Je parle ici plus précisément des femmes et hommes dits psychotiques. Ceux qui doivent vivre avec un univers parallèle en eux. Pas ceux qui se nourrissent de la douleur de l'autre. Voilà un autre problème que nous aborderons plus tard. Il s'agit là des Envahis. Vous me direz que chacun peut être un Envahi. Et je vous répondrai que tout à fait ! Chacun peut être un Envahi. Chacun est un fou en puissance. Un fou qui s'ignore. Et tant mieux. Cependant, nous avons la chance folle que nous ne goûtons pas assez de ne pas être des Grands Envahis. Nous sommes des Moyens ou Petits voire Minus Envahis. Nous devrions remercier nos dieux, la vie, le sort, la nature, qui nous voulons, ce qui nous plaît de n'être pas des Grands. Au lieu de cela, souvent l'on entend dire "les schizophrènes sont dangereux". Ce sont eux qui payent le plus cher le tribut du fou. Seraient-ils coupables de schizophrénie ? A en croire certaines paroles, peut-être... Que l'on cesse enfin d'affirmer cette énormité. Ou que l'on finisse la phrase : les schizophrènes sont très dangereux en effet, mais pour eux-mêmes bien plus que pour n'importe qui d'autre. Bien sûr, ceux qu'on case ainsi dans le clan des fous dangereux, au même titre que les psychopathes, peuvent agir avec violence. C'est indéniable. Et nous donc ? Impossible ? Nous sommes des agneaux de douceur ? La logique n'est pas la même. Mais la violence n'est-elle pas comparable ? Pas toujours, il est vrai. Mais parfois tout à fait. C'est surtout que nous ne cherchons pas à la comprendre et qu'en cela, elle nous fait peur. Alors mieux vaut exclure qu'admettre que l'on a peur parce que l'on ne comprend pas. Un nombre considérable de femmes et d'hommes au diagnostic de schizophrénie se suicident. Voilà la réalité de cette violence. Voilà la plus grande dangerosité qu'il encourt.

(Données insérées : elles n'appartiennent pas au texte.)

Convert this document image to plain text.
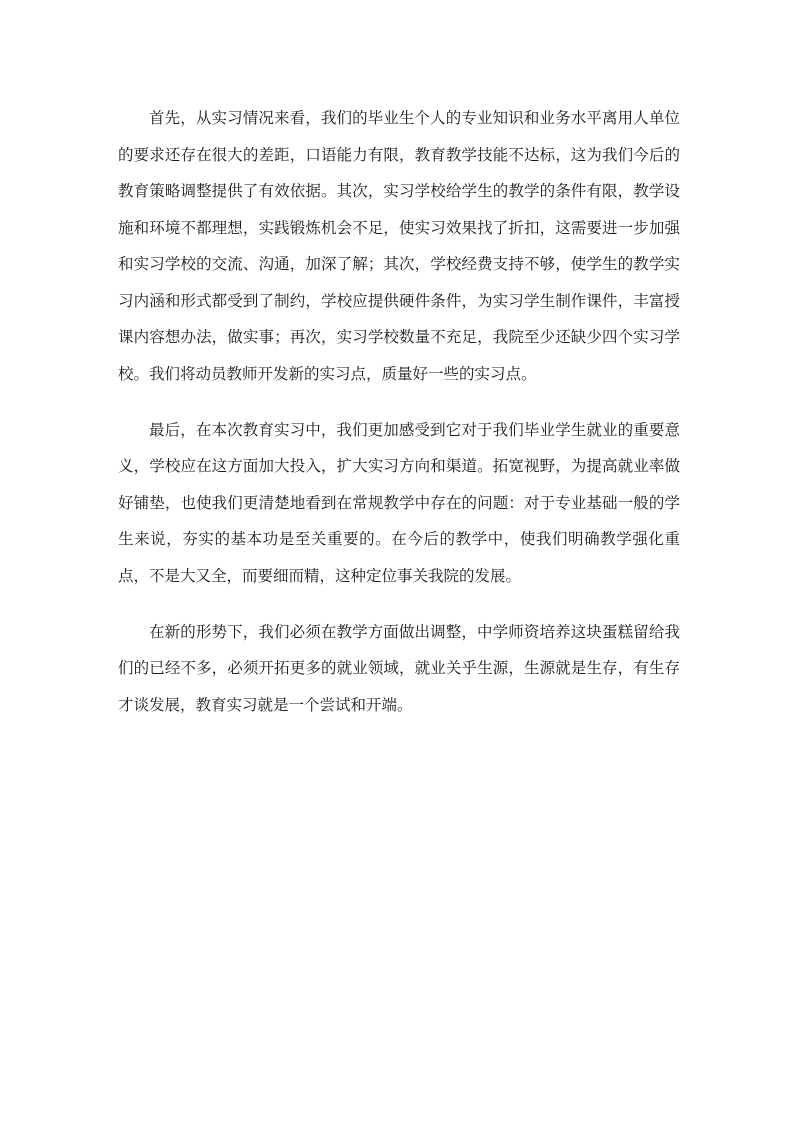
首先，从实习情况来看，我们的毕业生个人的专业知识和业务水平离用人单位的要求还存在很大的差距，口语能力有限，教育教学技能不达标，这为我们今后的教育策略调整提供了有效依据。其次，实习学校给学生的教学的条件有限，教学设施和环境不都理想，实践锻炼机会不足，使实习效果找了折扣，这需要进一步加强和实习学校的交流、沟通，加深了解；其次，学校经费支持不够，使学生的教学实习内涵和形式都受到了制约，学校应提供硬件条件，为实习学生制作课件，丰富授课内容想办法，做实事；再次，实习学校数量不充足，我院至少还缺少四个实习学校。我们将动员教师开发新的实习点，质量好一些的实习点。

最后，在本次教育实习中，我们更加感受到它对于我们毕业学生就业的重要意义，学校应在这方面加大投入，扩大实习方向和渠道。拓宽视野，为提高就业率做好铺垫，也使我们更清楚地看到在常规教学中存在的问题：对于专业基础一般的学生来说，夯实的基本功是至关重要的。在今后的教学中，使我们明确教学强化重点，不是大又全，而要细而精，这种定位事关我院的发展。

在新的形势下，我们必须在教学方面做出调整，中学师资培养这块蛋糕留给我们的已经不多，必须开拓更多的就业领域，就业关乎生源，生源就是生存，有生存才谈发展，教育实习就是一个尝试和开端。
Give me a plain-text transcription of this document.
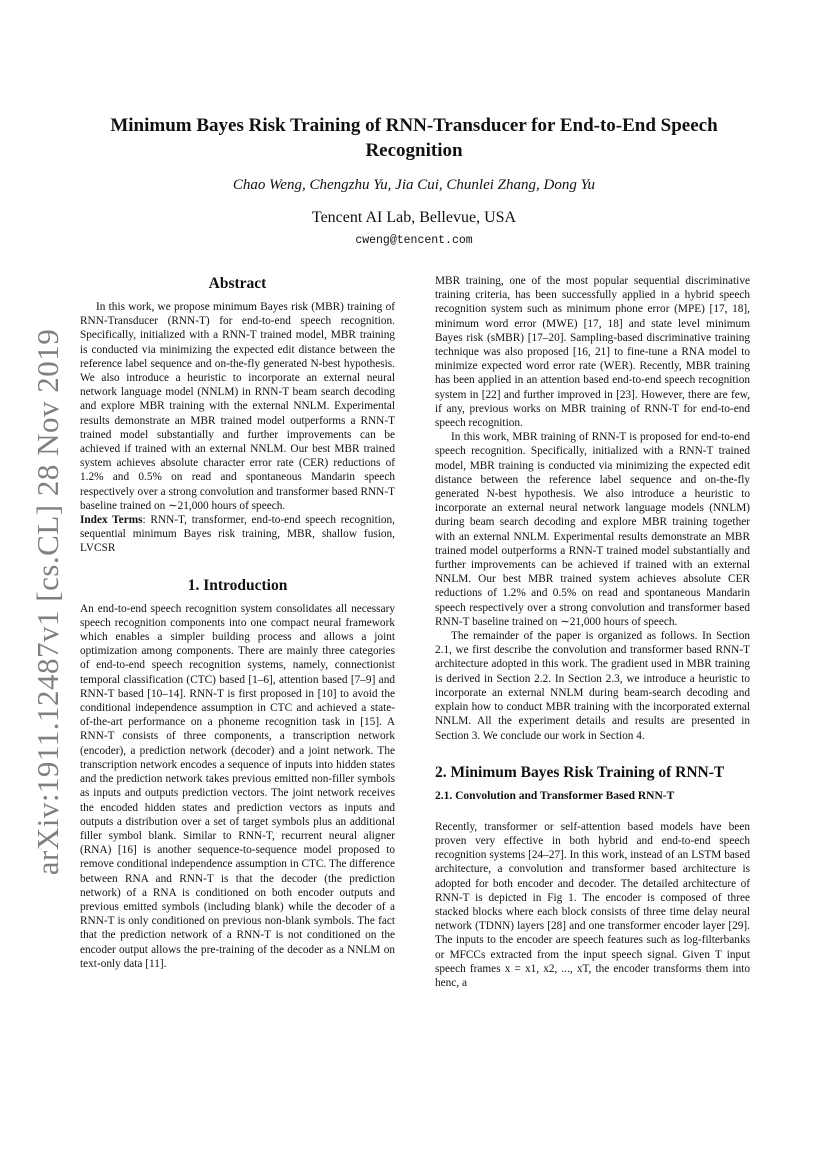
arXiv:1911.12487v1 [cs.CL] 28 Nov 2019
Minimum Bayes Risk Training of RNN-Transducer for End-to-End Speech Recognition
Chao Weng, Chengzhu Yu, Jia Cui, Chunlei Zhang, Dong Yu
Tencent AI Lab, Bellevue, USA
cweng@tencent.com
Abstract

In this work, we propose minimum Bayes risk (MBR) training of RNN-Transducer (RNN-T) for end-to-end speech recognition. Specifically, initialized with a RNN-T trained model, MBR training is conducted via minimizing the expected edit distance between the reference label sequence and on-the-fly generated N-best hypothesis. We also introduce a heuristic to incorporate an external neural network language model (NNLM) in RNN-T beam search decoding and explore MBR training with the external NNLM. Experimental results demonstrate an MBR trained model outperforms a RNN-T trained model substantially and further improvements can be achieved if trained with an external NNLM. Our best MBR trained system achieves absolute character error rate (CER) reductions of 1.2% and 0.5% on read and spontaneous Mandarin speech respectively over a strong convolution and transformer based RNN-T baseline trained on ∼21,000 hours of speech.

Index Terms: RNN-T, transformer, end-to-end speech recognition, sequential minimum Bayes risk training, MBR, shallow fusion, LVCSR

1. Introduction

An end-to-end speech recognition system consolidates all necessary speech recognition components into one compact neural framework which enables a simpler building process and allows a joint optimization among components. There are mainly three categories of end-to-end speech recognition systems, namely, connectionist temporal classification (CTC) based [1–6], attention based [7–9] and RNN-T based [10–14]. RNN-T is first proposed in [10] to avoid the conditional independence assumption in CTC and achieved a state-of-the-art performance on a phoneme recognition task in [15]. A RNN-T consists of three components, a transcription network (encoder), a prediction network (decoder) and a joint network. The transcription network encodes a sequence of inputs into hidden states and the prediction network takes previous emitted non-filler symbols as inputs and outputs prediction vectors. The joint network receives the encoded hidden states and prediction vectors as inputs and outputs a distribution over a set of target symbols plus an additional filler symbol blank. Similar to RNN-T, recurrent neural aligner (RNA) [16] is another sequence-to-sequence model proposed to remove conditional independence assumption in CTC. The difference between RNA and RNN-T is that the decoder (the prediction network) of a RNA is conditioned on both encoder outputs and previous emitted symbols (including blank) while the decoder of a RNN-T is only conditioned on previous non-blank symbols. The fact that the prediction network of a RNN-T is not conditioned on the encoder output allows the pre-training of the decoder as a NNLM on text-only data [11].

MBR training, one of the most popular sequential discriminative training criteria, has been successfully applied in a hybrid speech recognition system such as minimum phone error (MPE) [17, 18], minimum word error (MWE) [17, 18] and state level minimum Bayes risk (sMBR) [17–20]. Sampling-based discriminative training technique was also proposed [16, 21] to fine-tune a RNA model to minimize expected word error rate (WER). Recently, MBR training has been applied in an attention based end-to-end speech recognition system in [22] and further improved in [23]. However, there are few, if any, previous works on MBR training of RNN-T for end-to-end speech recognition.

In this work, MBR training of RNN-T is proposed for end-to-end speech recognition. Specifically, initialized with a RNN-T trained model, MBR training is conducted via minimizing the expected edit distance between the reference label sequence and on-the-fly generated N-best hypothesis. We also introduce a heuristic to incorporate an external neural network language models (NNLM) during beam search decoding and explore MBR training together with an external NNLM. Experimental results demonstrate an MBR trained model outperforms a RNN-T trained model substantially and further improvements can be achieved if trained with an external NNLM. Our best MBR trained system achieves absolute CER reductions of 1.2% and 0.5% on read and spontaneous Mandarin speech respectively over a strong convolution and transformer based RNN-T baseline trained on ∼21,000 hours of speech.

The remainder of the paper is organized as follows. In Section 2.1, we first describe the convolution and transformer based RNN-T architecture adopted in this work. The gradient used in MBR training is derived in Section 2.2. In Section 2.3, we introduce a heuristic to incorporate an external NNLM during beam-search decoding and explain how to conduct MBR training with the incorporated external NNLM. All the experiment details and results are presented in Section 3. We conclude our work in Section 4.

2. Minimum Bayes Risk Training of RNN-T
2.1. Convolution and Transformer Based RNN-T

Recently, transformer or self-attention based models have been proven very effective in both hybrid and end-to-end speech recognition systems [24–27]. In this work, instead of an LSTM based architecture, a convolution and transformer based architecture is adopted for both encoder and decoder. The detailed architecture of RNN-T is depicted in Fig 1. The encoder is composed of three stacked blocks where each block consists of three time delay neural network (TDNN) layers [28] and one transformer encoder layer [29]. The inputs to the encoder are speech features such as log-filterbanks or MFCCs extracted from the input speech signal. Given T input speech frames x = x1, x2, ..., xT, the encoder transforms them into henc, a
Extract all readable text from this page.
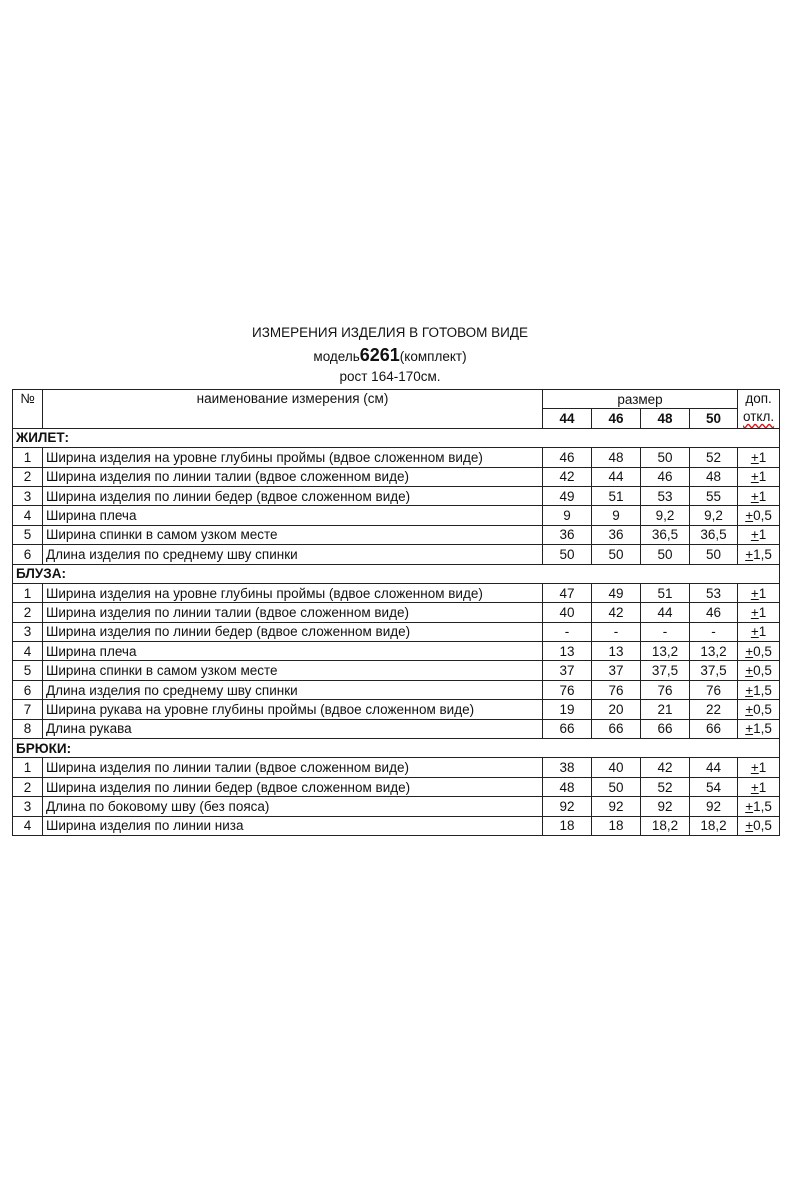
ИЗМЕРЕНИЯ ИЗДЕЛИЯ В ГОТОВОМ ВИДЕ
модель6261(комплект)
рост 164-170см.
№	наименование измерения (см)	размер				доп.
откл.

		44	46	48	50	
ЖИЛЕТ:						
1	Ширина изделия на уровне глубины проймы (вдвое сложенном виде)	46	48	50	52	+1
2	Ширина изделия по линии талии (вдвое сложенном виде)	42	44	46	48	+1
3	Ширина изделия по линии бедер (вдвое сложенном виде)	49	51	53	55	+1
4	Ширина плеча	9	9	9,2	9,2	+0,5
5	Ширина спинки в самом узком месте	36	36	36,5	36,5	+1
6	Длина изделия по среднему шву спинки	50	50	50	50	+1,5
БЛУЗА:						
1	Ширина изделия на уровне глубины проймы (вдвое сложенном виде)	47	49	51	53	+1
2	Ширина изделия по линии талии (вдвое сложенном виде)	40	42	44	46	+1
3	Ширина изделия по линии бедер (вдвое сложенном виде)	-	-	-	-	+1
4	Ширина плеча	13	13	13,2	13,2	+0,5
5	Ширина спинки в самом узком месте	37	37	37,5	37,5	+0,5
6	Длина изделия по среднему шву спинки	76	76	76	76	+1,5
7	Ширина рукава на уровне глубины проймы (вдвое сложенном виде)	19	20	21	22	+0,5
8	Длина рукава	66	66	66	66	+1,5
БРЮКИ:						
1	Ширина изделия по линии талии (вдвое сложенном виде)	38	40	42	44	+1
2	Ширина изделия по линии бедер (вдвое сложенном виде)	48	50	52	54	+1
3	Длина по боковому шву (без пояса)	92	92	92	92	+1,5
4	Ширина изделия по линии низа	18	18	18,2	18,2	+0,5
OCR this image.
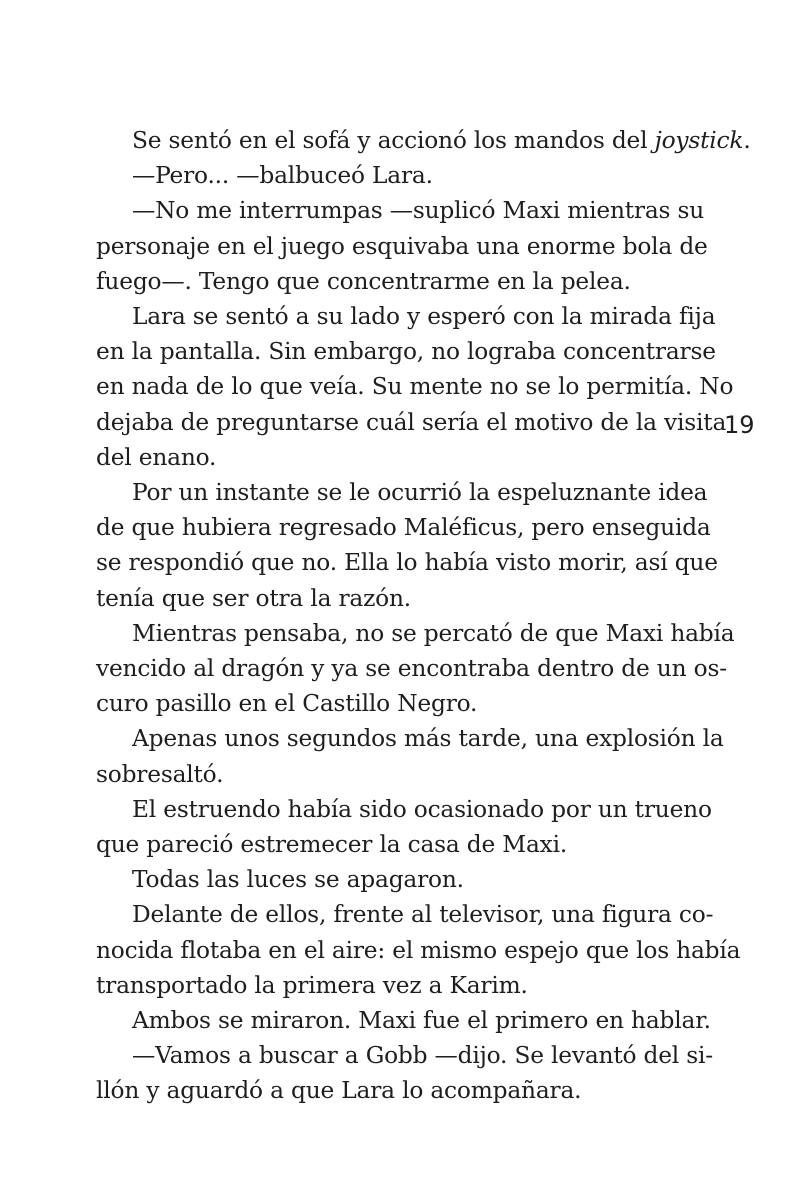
Se sentó en el sofá y accionó los mandos del joystick.
—Pero... —balbuceó Lara.
—No me interrumpas —suplicó Maxi mientras su
personaje en el juego esquivaba una enorme bola de
fuego—. Tengo que concentrarme en la pelea.
Lara se sentó a su lado y esperó con la mirada fija
en la pantalla. Sin embargo, no lograba concentrarse
en nada de lo que veía. Su mente no se lo permitía. No
dejaba de preguntarse cuál sería el motivo de la visita
del enano.
Por un instante se le ocurrió la espeluznante idea
de que hubiera regresado Maléficus, pero enseguida
se respondió que no. Ella lo había visto morir, así que
tenía que ser otra la razón.
Mientras pensaba, no se percató de que Maxi había
vencido al dragón y ya se encontraba dentro de un os-
curo pasillo en el Castillo Negro.
Apenas unos segundos más tarde, una explosión la
sobresaltó.
El estruendo había sido ocasionado por un trueno
que pareció estremecer la casa de Maxi.
Todas las luces se apagaron.
Delante de ellos, frente al televisor, una figura co-
nocida flotaba en el aire: el mismo espejo que los había
transportado la primera vez a Karim.
Ambos se miraron. Maxi fue el primero en hablar.
—Vamos a buscar a Gobb —dijo. Se levantó del si-
llón y aguardó a que Lara lo acompañara.
19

Une question se pose : cette exclusion psychique qui anime notre corps social ne concourt-elle pas à augmenter le taux de suicide ? N'avons-nous pas notre responsabilité dans le passage à l'acte ? Peut-être, peut-être pas. Mais il est certain qu'il vaudrait la peine d'essayer d'accueillir ces pairs et d'en prendre soin pour tenter d'apaiser leur douleur. Et non de les en accuser, implicitement. Qui sait si cela n'aurait pas un effet bénéfique pour chacun d'entre nous. Tous autant que nous sommes et pas de Eux et Nous. Pas de mur d'enceinte, de cercle de vide et de solitude pour quiconque.
Combien plus riches et plus sereins serions-nous de cette tolérance !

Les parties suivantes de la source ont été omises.